Green Bay Packers cornerback Tramon Williams during training camp practice at Ray Nitschke Field, Wednesday, July 30, 2014.

In team drills the last two days, the NFL officials working practice have called more than several holding and interference penalties on the Packers' secondary but no offensive interference. Cornerback Tramon Williams described it as "raining flags," and several of his teammates have regularly complained to or had conversations during practice with officials who'd just penalized them.

"Any tug of the jersey, (pass interference)," Williams said. "That's why you've been seeing so many flags out there. It doesn't matter where it is, they say you can be running down the field just with your hands on the receiver, chances are they're going to emphasize PI right now. It may be called right now. Which is a little ridiculous. But it's emphasis time, so that's what they have to do."

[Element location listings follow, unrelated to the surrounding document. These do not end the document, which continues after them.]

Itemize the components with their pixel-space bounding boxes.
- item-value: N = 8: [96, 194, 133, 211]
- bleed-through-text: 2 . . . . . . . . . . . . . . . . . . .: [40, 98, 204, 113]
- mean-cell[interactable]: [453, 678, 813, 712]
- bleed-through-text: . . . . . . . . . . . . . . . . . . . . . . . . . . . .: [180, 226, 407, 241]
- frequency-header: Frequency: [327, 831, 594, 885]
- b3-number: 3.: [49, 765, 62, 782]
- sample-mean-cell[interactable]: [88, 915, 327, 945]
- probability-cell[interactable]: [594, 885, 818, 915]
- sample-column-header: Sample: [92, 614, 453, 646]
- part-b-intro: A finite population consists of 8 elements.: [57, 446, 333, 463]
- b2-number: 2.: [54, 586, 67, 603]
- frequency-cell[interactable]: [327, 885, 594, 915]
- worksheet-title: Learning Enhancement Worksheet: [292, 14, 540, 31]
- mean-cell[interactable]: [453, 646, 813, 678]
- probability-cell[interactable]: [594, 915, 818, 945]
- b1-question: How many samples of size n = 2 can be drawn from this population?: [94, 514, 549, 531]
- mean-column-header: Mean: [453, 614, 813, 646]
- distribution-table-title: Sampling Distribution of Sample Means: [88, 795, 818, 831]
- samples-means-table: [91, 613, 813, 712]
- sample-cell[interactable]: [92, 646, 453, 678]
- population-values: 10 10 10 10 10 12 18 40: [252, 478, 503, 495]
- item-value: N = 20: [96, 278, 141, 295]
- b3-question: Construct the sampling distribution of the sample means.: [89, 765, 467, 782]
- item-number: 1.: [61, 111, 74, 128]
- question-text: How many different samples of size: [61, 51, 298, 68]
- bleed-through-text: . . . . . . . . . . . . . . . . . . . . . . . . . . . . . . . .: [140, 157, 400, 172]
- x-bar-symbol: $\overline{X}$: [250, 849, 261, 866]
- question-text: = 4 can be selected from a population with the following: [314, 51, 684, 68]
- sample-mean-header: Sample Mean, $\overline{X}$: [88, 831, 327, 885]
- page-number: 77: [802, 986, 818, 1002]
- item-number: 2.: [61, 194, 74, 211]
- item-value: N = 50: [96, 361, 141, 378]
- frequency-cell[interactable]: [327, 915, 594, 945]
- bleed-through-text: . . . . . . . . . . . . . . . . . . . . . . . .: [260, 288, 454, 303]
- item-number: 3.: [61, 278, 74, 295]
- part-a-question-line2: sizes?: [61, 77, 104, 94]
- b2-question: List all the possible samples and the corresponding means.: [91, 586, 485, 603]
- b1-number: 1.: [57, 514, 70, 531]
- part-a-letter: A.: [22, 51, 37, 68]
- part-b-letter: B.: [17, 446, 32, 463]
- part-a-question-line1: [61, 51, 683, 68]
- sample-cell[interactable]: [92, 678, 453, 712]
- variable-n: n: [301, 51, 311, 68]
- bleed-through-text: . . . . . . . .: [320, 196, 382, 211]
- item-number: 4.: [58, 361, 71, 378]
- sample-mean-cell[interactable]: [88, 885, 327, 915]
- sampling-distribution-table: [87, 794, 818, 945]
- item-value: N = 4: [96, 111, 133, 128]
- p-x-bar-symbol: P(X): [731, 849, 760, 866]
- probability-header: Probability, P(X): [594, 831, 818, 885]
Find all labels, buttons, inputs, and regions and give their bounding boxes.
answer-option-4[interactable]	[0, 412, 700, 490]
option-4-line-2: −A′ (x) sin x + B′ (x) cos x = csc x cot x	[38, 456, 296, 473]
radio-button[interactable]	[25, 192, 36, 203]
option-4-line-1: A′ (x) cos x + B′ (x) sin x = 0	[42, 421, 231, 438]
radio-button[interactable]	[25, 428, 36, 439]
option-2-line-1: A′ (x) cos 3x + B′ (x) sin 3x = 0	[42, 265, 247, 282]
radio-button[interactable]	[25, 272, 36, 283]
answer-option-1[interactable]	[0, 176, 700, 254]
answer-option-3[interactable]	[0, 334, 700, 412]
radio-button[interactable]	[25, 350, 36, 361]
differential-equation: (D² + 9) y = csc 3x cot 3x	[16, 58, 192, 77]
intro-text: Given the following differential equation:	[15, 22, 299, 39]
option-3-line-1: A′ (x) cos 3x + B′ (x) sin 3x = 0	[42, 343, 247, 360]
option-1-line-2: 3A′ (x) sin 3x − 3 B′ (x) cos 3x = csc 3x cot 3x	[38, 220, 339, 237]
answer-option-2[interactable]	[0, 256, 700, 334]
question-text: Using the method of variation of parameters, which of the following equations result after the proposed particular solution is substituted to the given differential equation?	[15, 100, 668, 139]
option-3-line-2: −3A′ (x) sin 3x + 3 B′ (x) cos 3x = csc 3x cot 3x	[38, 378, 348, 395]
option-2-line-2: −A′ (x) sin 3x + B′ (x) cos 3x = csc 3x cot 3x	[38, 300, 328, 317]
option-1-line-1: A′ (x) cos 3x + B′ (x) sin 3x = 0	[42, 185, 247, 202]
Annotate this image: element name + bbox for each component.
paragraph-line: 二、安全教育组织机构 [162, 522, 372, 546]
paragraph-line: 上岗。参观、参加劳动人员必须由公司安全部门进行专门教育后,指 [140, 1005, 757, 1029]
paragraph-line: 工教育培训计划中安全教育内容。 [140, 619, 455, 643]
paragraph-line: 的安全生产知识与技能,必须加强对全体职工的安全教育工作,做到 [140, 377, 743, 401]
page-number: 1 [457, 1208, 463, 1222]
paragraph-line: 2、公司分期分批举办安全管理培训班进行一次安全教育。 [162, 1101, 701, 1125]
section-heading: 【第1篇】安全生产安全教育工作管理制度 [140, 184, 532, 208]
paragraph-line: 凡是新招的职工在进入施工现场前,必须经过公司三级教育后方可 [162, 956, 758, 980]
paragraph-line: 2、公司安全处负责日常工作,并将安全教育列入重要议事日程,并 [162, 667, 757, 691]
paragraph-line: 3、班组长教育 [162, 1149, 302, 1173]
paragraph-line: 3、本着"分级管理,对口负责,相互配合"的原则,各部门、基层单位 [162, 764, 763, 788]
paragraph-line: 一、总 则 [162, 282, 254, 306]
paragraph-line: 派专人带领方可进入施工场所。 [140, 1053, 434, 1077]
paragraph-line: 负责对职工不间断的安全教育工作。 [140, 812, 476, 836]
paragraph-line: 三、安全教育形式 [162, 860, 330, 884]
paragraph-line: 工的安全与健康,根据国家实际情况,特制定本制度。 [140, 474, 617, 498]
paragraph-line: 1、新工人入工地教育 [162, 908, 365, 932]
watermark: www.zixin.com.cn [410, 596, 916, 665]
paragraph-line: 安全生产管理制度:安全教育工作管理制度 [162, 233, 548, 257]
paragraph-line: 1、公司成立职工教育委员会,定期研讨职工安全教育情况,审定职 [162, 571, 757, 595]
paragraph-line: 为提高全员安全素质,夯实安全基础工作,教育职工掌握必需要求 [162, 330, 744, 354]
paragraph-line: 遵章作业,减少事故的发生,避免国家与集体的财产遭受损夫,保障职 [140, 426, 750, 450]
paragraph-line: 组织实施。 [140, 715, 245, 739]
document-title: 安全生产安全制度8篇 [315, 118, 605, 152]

Williams said the officials briefed players on the rules emphases before the first practice they officiated, Thursday – the crew is working here Thursday through the Family Night practice Saturday. They also watched film with the players after practice to discuss whether the calls were correct, and whether they missed penalties on other plays.

Even with the emphasis, Williams said the Packers' defensive backs are going to play the way they always have to start the preseason and see how it's called.

"If they're not going to call it different, then there's no adjustment to be made," Williams said. "I don't think I've ever really played handsy, grabbing the jersey. That's not what I do. I never really played like that."

In meetings with the players, the officials said they're also going to emphasize looking for offensive interference. But Williams said he's skeptical they'll follow through, especially after the first one-on-one coverage drills the NFL officials worked Thursday, when all the penalties were on the defense.

"I never personally trusted it," he said. "You've got to take your chances at this point. Obviously it's offensive skewed at this point, but you have to find a way to be competitive as a defender. Whatever that takes, it takes, you've just got to see what adjustment you've got to make – having to play off a little bit more or sticking to your game if your game is built to play without any of those flags."